I don’t like the idea of having mild steel under the water line. I wanted to use epoxy and glass fibre encapsulated lead. A professional cast iron or lead keel would be OK too, but don’t fit with my DIY requirements and budget. So, as I had written in a older post, I built a positive mould out of plywood and laminated over it months ago. I used the topside of this mould as a template to drill the holes for the keel bolts while the hull was still upside down.
With the bottom of the mould I built a new mould for pouring the lead with a height of 11cm. I still hadn’t all the 1.2t lead. A friend of a friend of a friend has a scrap yard business. I’ve got 2 friends with this sort of connection, so 2 small scrap yards collected lead for me over several months. I got around 500kg in solid bigger pieces and 700kg rolled roof lead, pipes and a big amount of dirt and small stuff.

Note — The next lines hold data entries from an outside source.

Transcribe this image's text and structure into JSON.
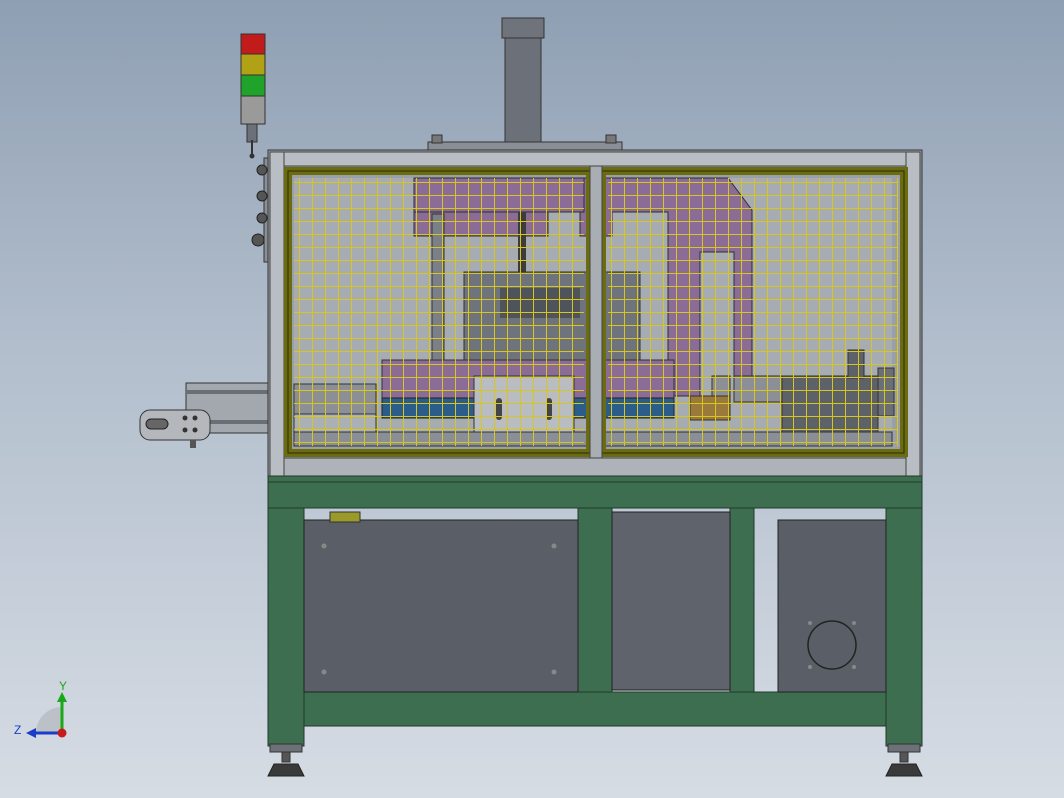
{
  "viewport": {
    "background_top": "#8f9fb3",
    "background_bottom": "#d6dce4"
  },
  "model": {
    "frame_color": "#3e6e50",
    "panel_color": "#5a5e66",
    "cage_frame_color": "#6b6b10",
    "mesh_color": "#d4c21a",
    "fixture_color": "#8a6c96",
    "profile_color": "#9aa0a6",
    "signal_tower": {
      "lights": [
        "red",
        "yellow",
        "green",
        "grey"
      ],
      "colors": [
        "#c21b1b",
        "#b0a214",
        "#1fa32a",
        "#9a9a9a"
      ]
    }
  },
  "triad": {
    "y_label": "Y",
    "z_label": "Z",
    "y_color": "#1aa81a",
    "z_color": "#1a3cc8",
    "x_color": "#c81a1a"
  }
}
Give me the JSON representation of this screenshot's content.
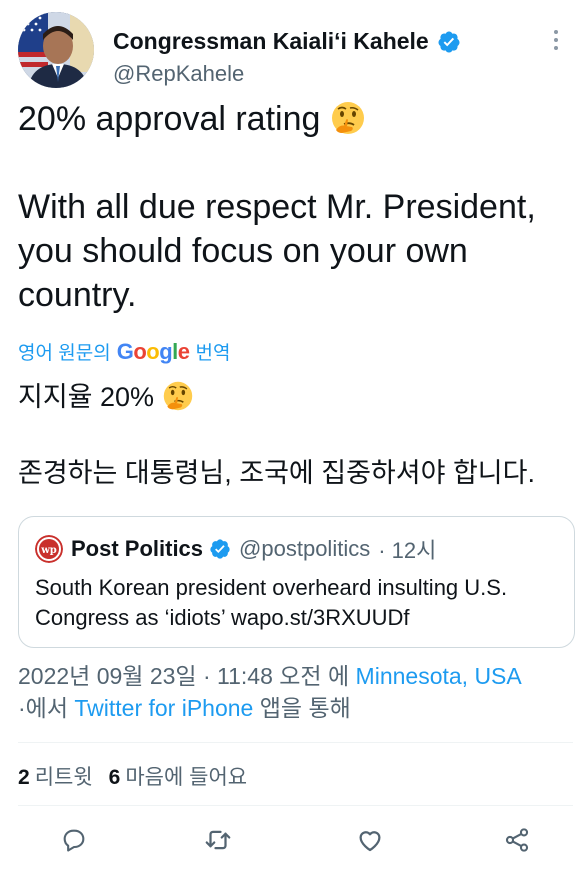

I attached the bolts and stacked the bigger parts in the mould.

It was obvious that the lead wouldn’t bond properly, but I was confident that it won’t had to. So I began to melt and poor the lead.

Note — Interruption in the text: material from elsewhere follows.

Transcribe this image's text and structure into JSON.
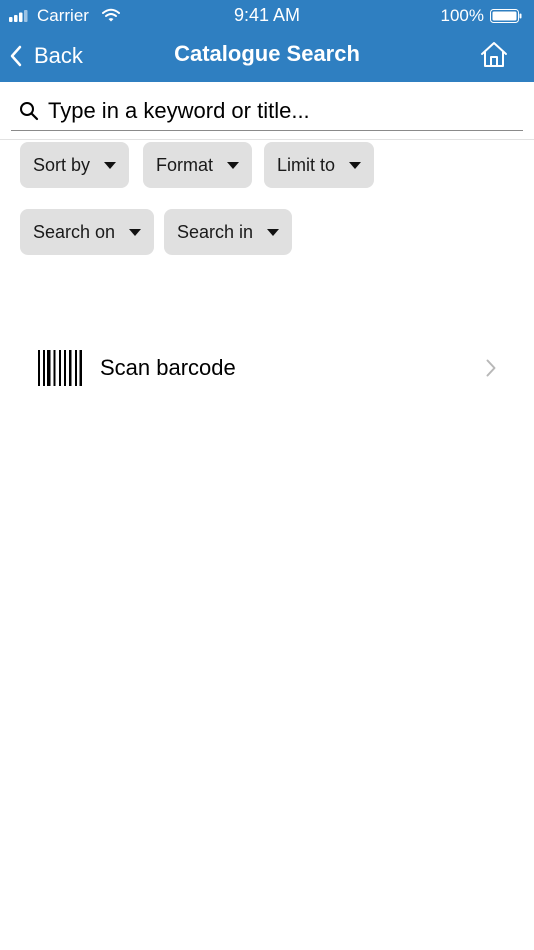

Melting and pouring the lead was easier then I thought. At least when it was pure lead in smaller pieces. Melting the pipes, the rolled lead and the scrap was really unpleasant and I got more and more annoyed about it. There was too much slag, it took to long, it produced black and very poisonous smoke (I assume without proof) and fire in several colours. So I sold around 250kg of it again with a slight loss of money and tried to find the cheapest lead bars online. The cheapest I found were sold by private sellers on a German Craigslist equivalent. I don’t know how they produced the nice pure and relatively cheap bars. Some secrets should stay unrevealed …

Anyhow, melting and pouring the bars was nice and easy.

Overall I paid ~2500€ with shipping for ~ 1.2t lead, which is OK. One must add something like 100€ for electricity and propane and 50-100€ for safety gear. If my calculations are right, to melt 1.2t lead 21kWh would be needed in theory. Having done this inefficiently with a stove in the backyard consumed a lot more for sure.

My advice if one would do it a similar way is to get lead bars. Saving a few 100€ with old battery parts and water pipes isn’t worth the effort.

I moved the lead with a forklift inside and it didn’t broke apart.

The bolts were still aligned almost right and the lead fitted very good inside the GRP mould.

At this point I was really relieved and what was left was “only” to fill the keel with wood and epoxy. I used about 50-100kg epoxy. So overall the keel cost me not much more then 4300€.

Here is the keel in front of the boat almost filled up with wood:

I also contacted a befriended welding company for a quote for building me a steel keel the way Annie had it done. They send me a quote over 6400€ and I would still have needed wood and epoxy for the dead wood. Cutting and welding 50mm steel by myself would technically also be possible and a lot cheaper. But it would be also a lot of work. Welding 3 plates with 4m on each side adds up to 16m weld. I’m no expert but I think it would need 1 root layer and 2 top layers. To weld and later grind 48m 50mm steel would have been an interesting experience. But I’m still happy with my decision :)

So overall with me having the time and resources building the keel by myself, this project was a success.